Legal Support - How do benefits compare?

Posted in Latest News on 24 Oct 2023

As well as recruiting for Private Practice, Corporate & Commercial, and In-house Legal roles at Douglas Scott Legal Recruitment, we also recruit for legal support positions.

Recently, we’ve seen a lot of discussion about whether people who work in legal support have the same benefits package as Fee Earners. Our 2023 Salary Survey asked both Fee Earners and legal support staff about benefits, salaries, and how people are looking for new roles, and we thought it was worth sharing how support staff’s benefits are measured against the lawyers they work alongside.

One area we have seen a lot of discussion around is benefits. One of the significant benefits we have seen across legal roles is agile and home working, of which 38% of legal support staff we surveyed had this as a work benefit. This was compared to nearly 50% of legal practice workers with the same benefit. While there is a gap of around 12%, it shows that some work benefits across the legal sector are universal and shared by everyone, regardless of whether they are fee-earning or acting in a support function.

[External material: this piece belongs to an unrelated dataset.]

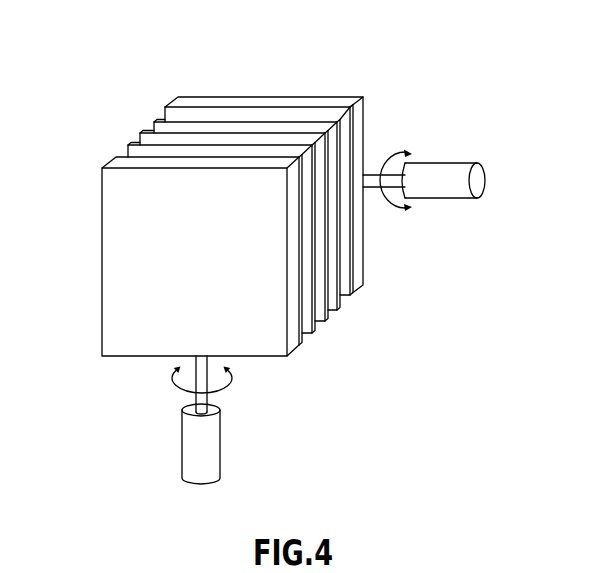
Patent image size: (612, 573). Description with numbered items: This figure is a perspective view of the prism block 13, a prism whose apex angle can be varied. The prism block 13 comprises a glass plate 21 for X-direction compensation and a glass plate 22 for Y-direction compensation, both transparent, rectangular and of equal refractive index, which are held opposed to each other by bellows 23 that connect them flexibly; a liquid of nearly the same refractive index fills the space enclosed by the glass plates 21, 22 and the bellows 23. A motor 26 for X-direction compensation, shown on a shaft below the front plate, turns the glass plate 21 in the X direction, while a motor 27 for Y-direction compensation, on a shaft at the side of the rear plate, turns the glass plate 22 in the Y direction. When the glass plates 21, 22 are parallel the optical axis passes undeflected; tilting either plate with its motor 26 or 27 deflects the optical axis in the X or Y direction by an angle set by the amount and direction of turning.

The same is true for those who can work from home full-time: 17% of legal practice staff had this option, while for support staff, the statistics were higher at 18%. Another area where benefits were equally shared between branches was sick pay above and beyond statutory, with this being 28% and 29% equally. It’s clear that benefits tied to the working environment are generally commonplace across the market – however, there are some discrepancies in some areas.

One central area is in getting an above statutory level of holidays. For legal practice staff, nearly 50% received above statutory holidays, but this number dropped to just 28% for teams in support roles. Bonuses were another area where there was a discrepancy. 30% of fee-earning staff received a financial bonus, but only 20% of support workers received the same benefit. These bonuses are of course often tied to billing performance, as can additional holidays, so it this is likely to account for the difference. However, these discrepancies can leave support staff feeling demoralised: over 7% of support staff were dissatisfied with their benefits package.

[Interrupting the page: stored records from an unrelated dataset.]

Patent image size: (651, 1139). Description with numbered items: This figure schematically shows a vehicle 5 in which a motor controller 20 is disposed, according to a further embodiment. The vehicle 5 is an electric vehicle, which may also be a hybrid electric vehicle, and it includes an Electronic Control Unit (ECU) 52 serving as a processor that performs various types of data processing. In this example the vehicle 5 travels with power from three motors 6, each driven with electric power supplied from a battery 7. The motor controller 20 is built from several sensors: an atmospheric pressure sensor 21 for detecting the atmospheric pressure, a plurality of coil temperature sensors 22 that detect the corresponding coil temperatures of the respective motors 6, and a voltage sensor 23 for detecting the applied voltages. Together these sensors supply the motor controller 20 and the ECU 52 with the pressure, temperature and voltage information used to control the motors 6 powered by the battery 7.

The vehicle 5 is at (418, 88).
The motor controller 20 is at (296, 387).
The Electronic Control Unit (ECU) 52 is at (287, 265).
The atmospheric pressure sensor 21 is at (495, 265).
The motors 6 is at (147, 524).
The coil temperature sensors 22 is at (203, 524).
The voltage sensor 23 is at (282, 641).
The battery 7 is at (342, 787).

Many people were still satisfied with their benefits (or at the very least neutral to them) but having specific incentives for certain staff members is sure to have an effect. Interestingly, we found those in support roles likelier to be very happy (about 26%, as opposed to 20% for those in legal practice) and less likely to be very unhappy (this was about 8%, as opposed to 9% for those in legal practice.)

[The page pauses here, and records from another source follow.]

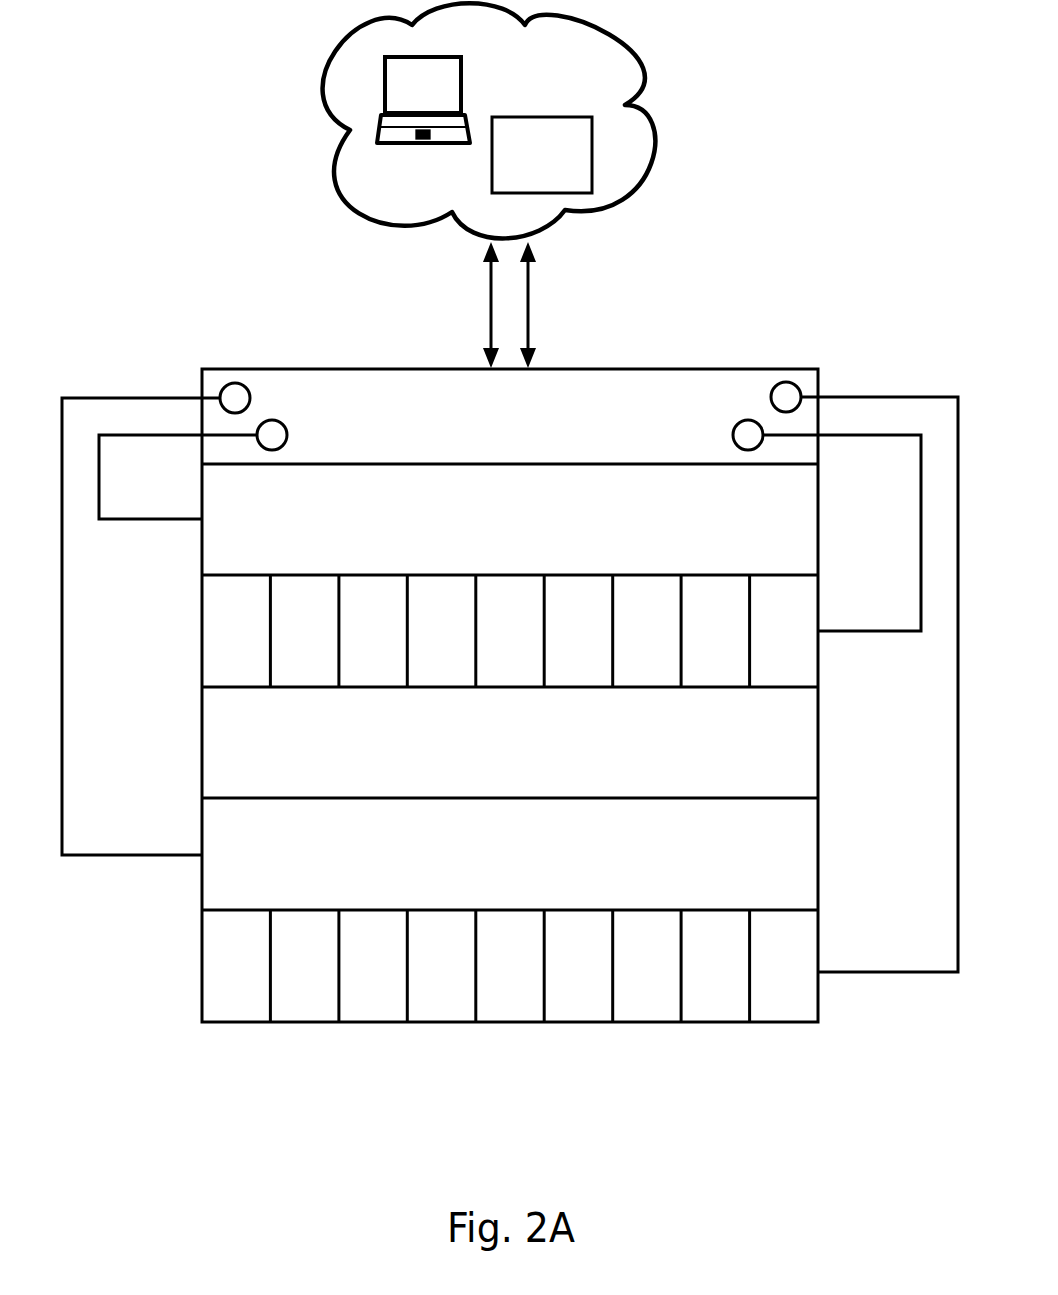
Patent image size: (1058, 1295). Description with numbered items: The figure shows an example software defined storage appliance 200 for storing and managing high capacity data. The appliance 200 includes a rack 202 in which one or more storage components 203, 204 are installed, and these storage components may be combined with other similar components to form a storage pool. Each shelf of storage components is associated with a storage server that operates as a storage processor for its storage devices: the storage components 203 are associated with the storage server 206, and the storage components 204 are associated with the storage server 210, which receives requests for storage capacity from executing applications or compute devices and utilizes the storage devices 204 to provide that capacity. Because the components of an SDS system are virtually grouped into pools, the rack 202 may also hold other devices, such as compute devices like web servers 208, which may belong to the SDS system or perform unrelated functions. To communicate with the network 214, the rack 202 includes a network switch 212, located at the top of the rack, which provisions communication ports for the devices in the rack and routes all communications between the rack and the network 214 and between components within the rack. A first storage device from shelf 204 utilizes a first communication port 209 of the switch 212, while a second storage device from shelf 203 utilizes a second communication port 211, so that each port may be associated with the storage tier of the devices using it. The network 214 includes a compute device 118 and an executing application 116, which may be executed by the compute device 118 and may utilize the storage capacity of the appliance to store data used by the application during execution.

The software defined storage appliance 200 is at (118, 349).
The rack 202 is at (820, 538).
The storage components 203 is at (192, 966).
The storage devices 204 is at (192, 630).
The storage server 206 is at (528, 886).
The web servers 208 is at (528, 776).
The first communication port 209 is at (748, 420).
The storage server 210 is at (528, 552).
The second communication port 211 is at (786, 382).
The network switch 212 is at (528, 456).
The network 214 is at (582, 54).
The compute device 118 is at (467, 113).
The application 116 is at (587, 186).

A benefit discrepancy may not be seen as a significant issue by people in support roles. Still, there is no guarantee that people will remain like this – we found that 23% were likely to change positions in the next six months, and 40% were undecided. It could be unrelated, but it would be worth watching these statistics to see if they change.

While some benefits are applied universally, there is still a split for some. Whether or not people are happy with this is pretty much down to the individual – but, for the most part, many seem happy with their current benefits.